OGE Energy Corp. shareholders voted to increase the number of authorized shares to make way for a two-for-one stock split and gave their assent to 10 board directors at Thursday's annual meeting in Oklahoma City.
OGE Energy, the parent company of Oklahoma Gas and Electric Co., also gave a short update on a partnership between its Enogex unit and the midstream assets of CenterPoint Energy Inc. of Houston. The partnership will have combined pipeline and gathering assets worth more than $11 billion.
“Bottom line, it's a formidable competitor in the years ahead,” said Pete Delaney, OGE Energy's president, CEO and chairman. “We are working to take the partnership public late this year or early next year. The market agreed with our assessment of the benefits of this partnership, sending OGE Energy's common stock up 10 percent the day after the announcement.”
Delaney said a new name for the partnership has yet to be determined.
“It is with a sense of great pride and a bit of sadness that we will retire the Enogex name,” he said. “I commend and thank all of our members of Enogex who have worked so hard to make this partnership a reality for our shareholders.”
Delaney said OGE Energy received 17 industry awards in areas including information technology, customer satisfaction and shareholder return. Several OG&E linemen also were recognized at the meeting for the utility's work in helping storm recovery efforts in other states last year, including New Jersey after Superstorm Sandy.
Shareholders approved a plan to increase the number of authorized common shares to 450 million, up from 225 million.
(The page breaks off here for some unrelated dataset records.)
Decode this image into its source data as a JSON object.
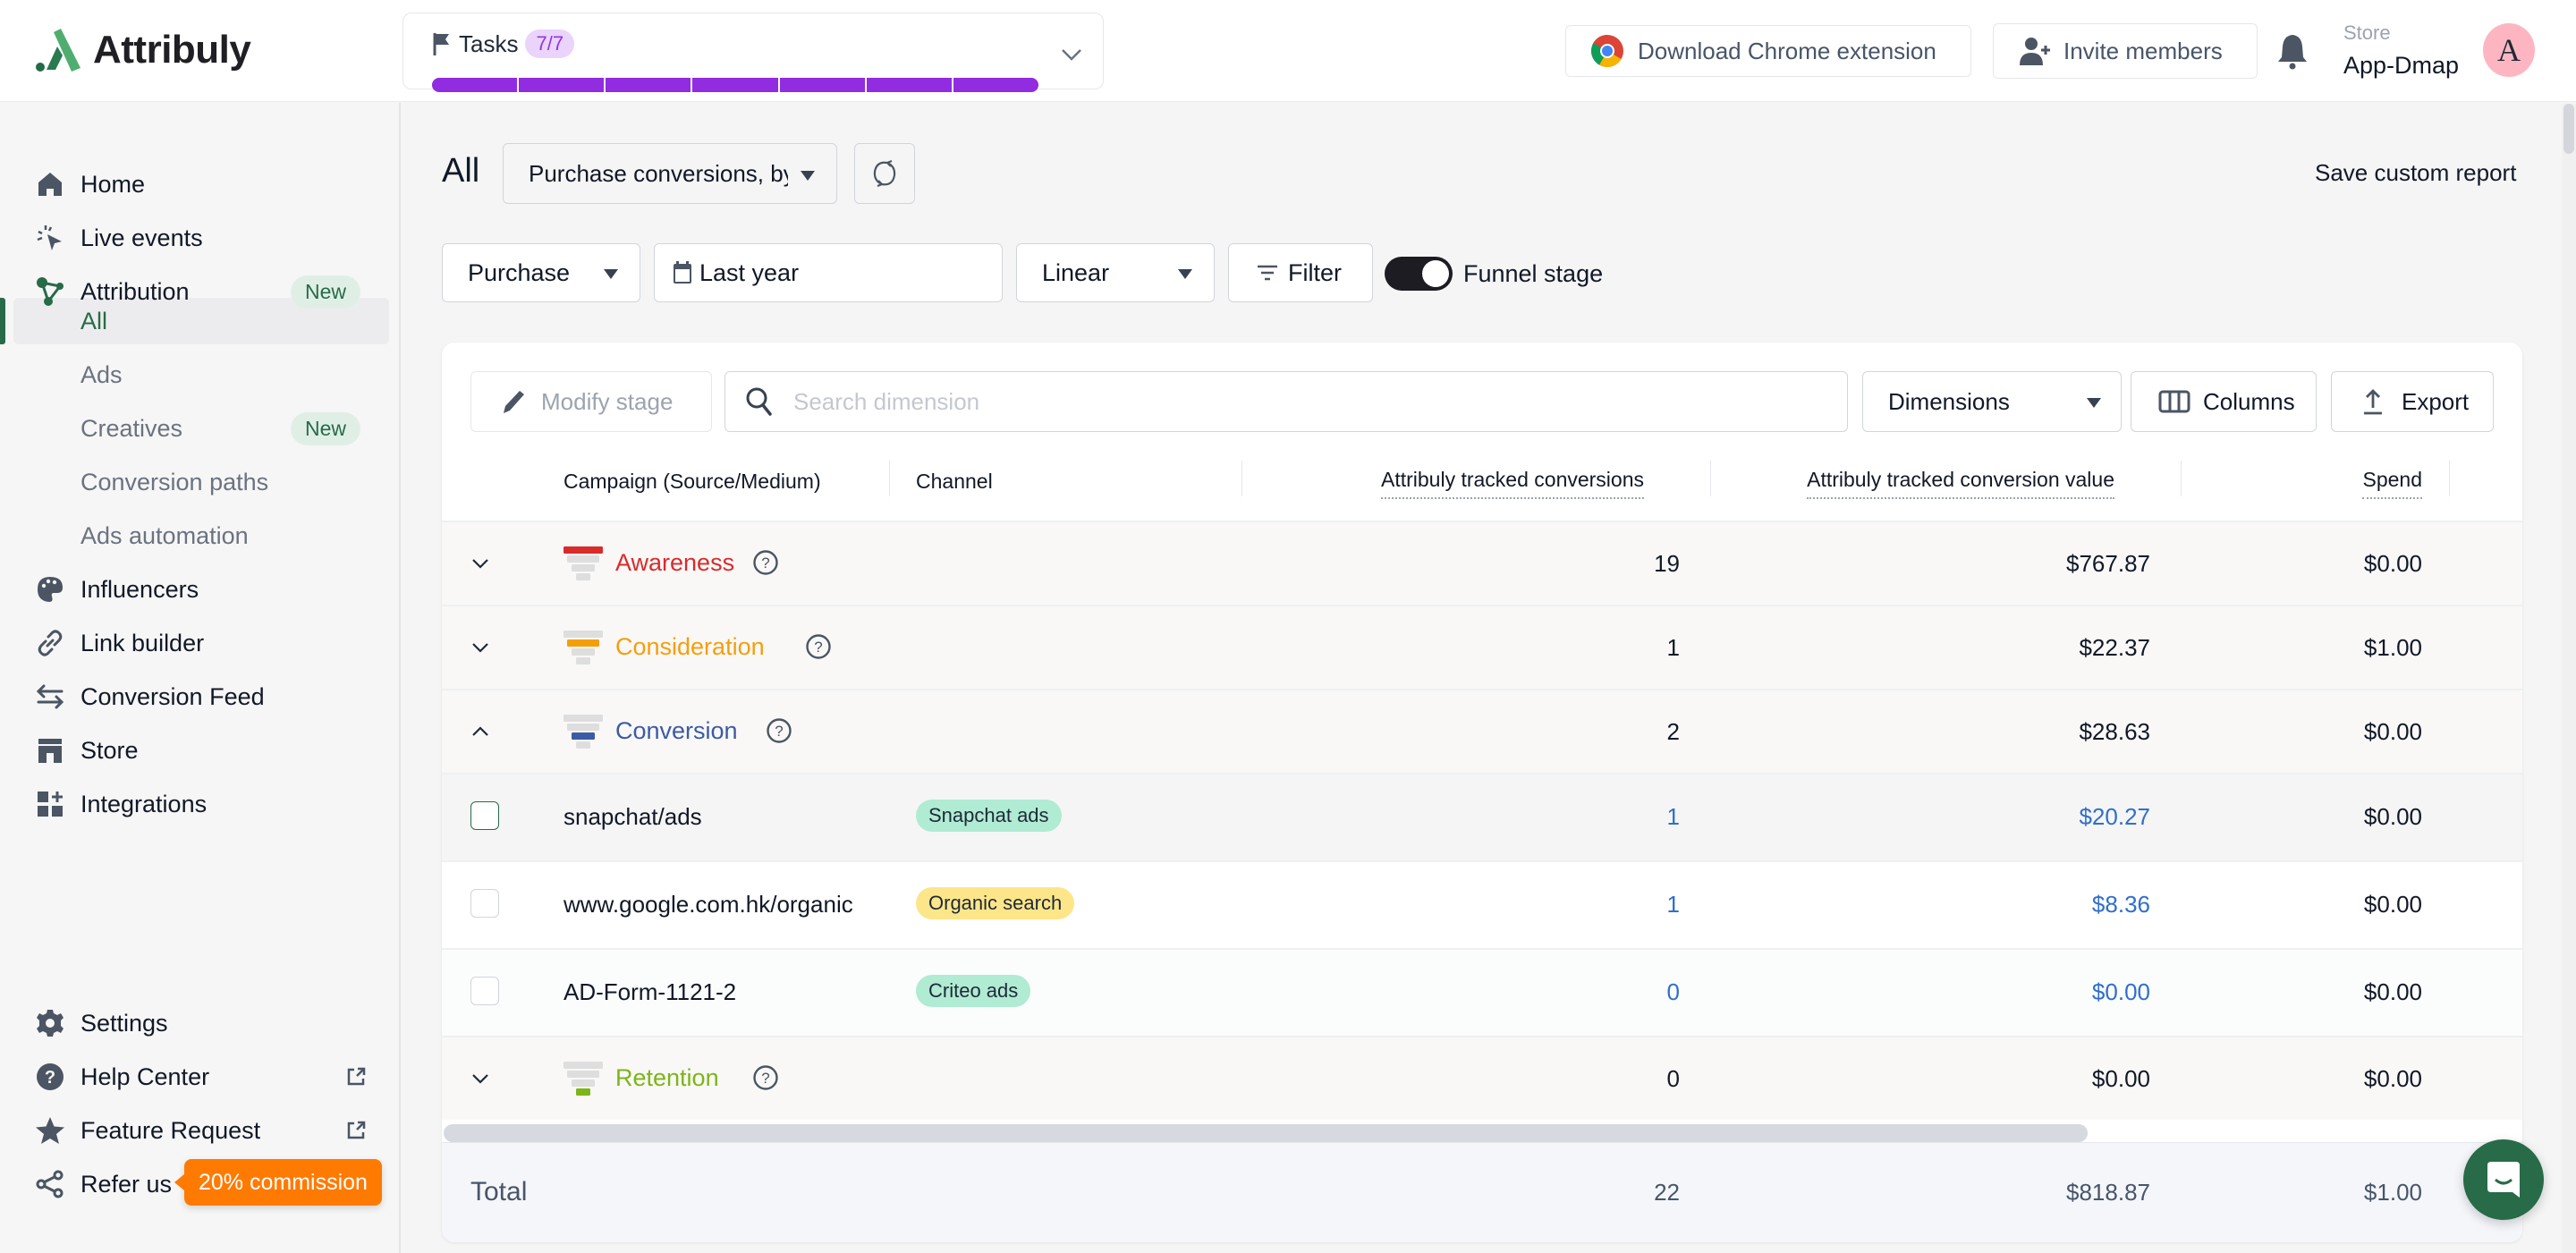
{
  "brand": {
    "name": "Attribuly"
  },
  "tasks": {
    "label": "Tasks",
    "badge": "7/7",
    "completed": 7,
    "total": 7,
    "bar_color": "#912ce0"
  },
  "header": {
    "chrome_extension_label": "Download Chrome extension",
    "invite_members_label": "Invite members",
    "store_label": "Store",
    "store_name": "App-Dmap",
    "avatar_letter": "A"
  },
  "sidebar": {
    "items": [
      {
        "label": "Home",
        "icon": "home-icon"
      },
      {
        "label": "Live events",
        "icon": "cursor-click-icon"
      },
      {
        "label": "Attribution",
        "icon": "attribution-nodes-icon",
        "badge": "New"
      },
      {
        "label": "All",
        "sub": true,
        "active": true
      },
      {
        "label": "Ads",
        "sub": true
      },
      {
        "label": "Creatives",
        "sub": true,
        "badge": "New"
      },
      {
        "label": "Conversion paths",
        "sub": true
      },
      {
        "label": "Ads automation",
        "sub": true
      },
      {
        "label": "Influencers",
        "icon": "palette-icon"
      },
      {
        "label": "Link builder",
        "icon": "link-icon"
      },
      {
        "label": "Conversion Feed",
        "icon": "arrows-exchange-icon"
      },
      {
        "label": "Store",
        "icon": "storefront-icon"
      },
      {
        "label": "Integrations",
        "icon": "integrations-icon"
      }
    ],
    "bottom": [
      {
        "label": "Settings",
        "icon": "gear-icon"
      },
      {
        "label": "Help Center",
        "icon": "help-circle-icon",
        "external": true
      },
      {
        "label": "Feature Request",
        "icon": "star-icon",
        "external": true
      },
      {
        "label": "Refer us",
        "icon": "share-icon"
      }
    ],
    "commission_label": "20% commission",
    "accent": "#276b48"
  },
  "main": {
    "title": "All",
    "report_select": "Purchase conversions, by",
    "save_custom_report": "Save custom report",
    "filters": {
      "event": "Purchase",
      "date_range": "Last year",
      "model": "Linear",
      "filter_label": "Filter",
      "funnel_stage_label": "Funnel stage",
      "funnel_stage_on": true
    },
    "toolbar": {
      "modify_stage": "Modify stage",
      "search_placeholder": "Search  dimension",
      "dimensions": "Dimensions",
      "columns": "Columns",
      "export": "Export"
    },
    "table": {
      "columns": [
        "Campaign (Source/Medium)",
        "Channel",
        "Attribuly tracked conversions",
        "Attribuly tracked conversion value",
        "Spend"
      ],
      "groups": [
        {
          "name": "Awareness",
          "color": "#d92b2b",
          "expanded": false,
          "conversions": "19",
          "value": "$767.87",
          "spend": "$0.00",
          "funnel_level": 0
        },
        {
          "name": "Consideration",
          "color": "#f59e0b",
          "expanded": false,
          "conversions": "1",
          "value": "$22.37",
          "spend": "$1.00",
          "funnel_level": 1
        },
        {
          "name": "Conversion",
          "color": "#3b5ba5",
          "expanded": true,
          "conversions": "2",
          "value": "$28.63",
          "spend": "$0.00",
          "funnel_level": 2,
          "rows": [
            {
              "campaign": "snapchat/ads",
              "channel": "Snapchat ads",
              "channel_color": "#b0ebd3",
              "conversions": "1",
              "value": "$20.27",
              "spend": "$0.00"
            },
            {
              "campaign": "www.google.com.hk/organic",
              "channel": "Organic search",
              "channel_color": "#fde68a",
              "conversions": "1",
              "value": "$8.36",
              "spend": "$0.00"
            },
            {
              "campaign": "AD-Form-1121-2",
              "channel": "Criteo ads",
              "channel_color": "#b0ebd3",
              "conversions": "0",
              "value": "$0.00",
              "spend": "$0.00"
            }
          ]
        },
        {
          "name": "Retention",
          "color": "#7cb518",
          "expanded": false,
          "conversions": "0",
          "value": "$0.00",
          "spend": "$0.00",
          "funnel_level": 3
        }
      ],
      "total": {
        "label": "Total",
        "conversions": "22",
        "value": "$818.87",
        "spend": "$1.00"
      },
      "link_color": "#2f6fcb"
    }
  }
}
OG&E's board approved the two-for-one stock split of the company's common shares. Each shareholder of record by June 18 will be entitled to one additional share for each owned share. The split will be effective July 1. The board also approved a post-split quarterly dividend of 20.875 cents per share to be paid July 30.
OGE Energy shares closed at $70.89, down $1.03, in Thursday trading on the New York Stock Exchange. Shares were about $54 a year ago.
Shareholders rejected a proposal by Denver-based investor Gerald Armstrong to reincorporate in Delaware. A representative speaking on behalf of Armstrong said recent legislation to change the terms of corporate directors in Oklahoma — first one way and then back again — showed state government was being unduly influenced.
The Legislature changed the law in 2010 to require staggered board elections at the request of Chesapeake Energy Corp. The change snagged companies such as OGE Energy and ONEOK Inc., which were working toward annual director elections. They successfully sought a fix to the law in 2012 to allow them to continue with annual elections. The Legislature then amended the law again this year to give companies a choice in deciding director terms, a change sought by Chesapeake's reconstituted board.
OGE Energy's board recommended shareholders vote against Armstrong's proposal to reincorporate in Delaware. The proposal received 2.5 million votes out of more than 99 million outstanding shares.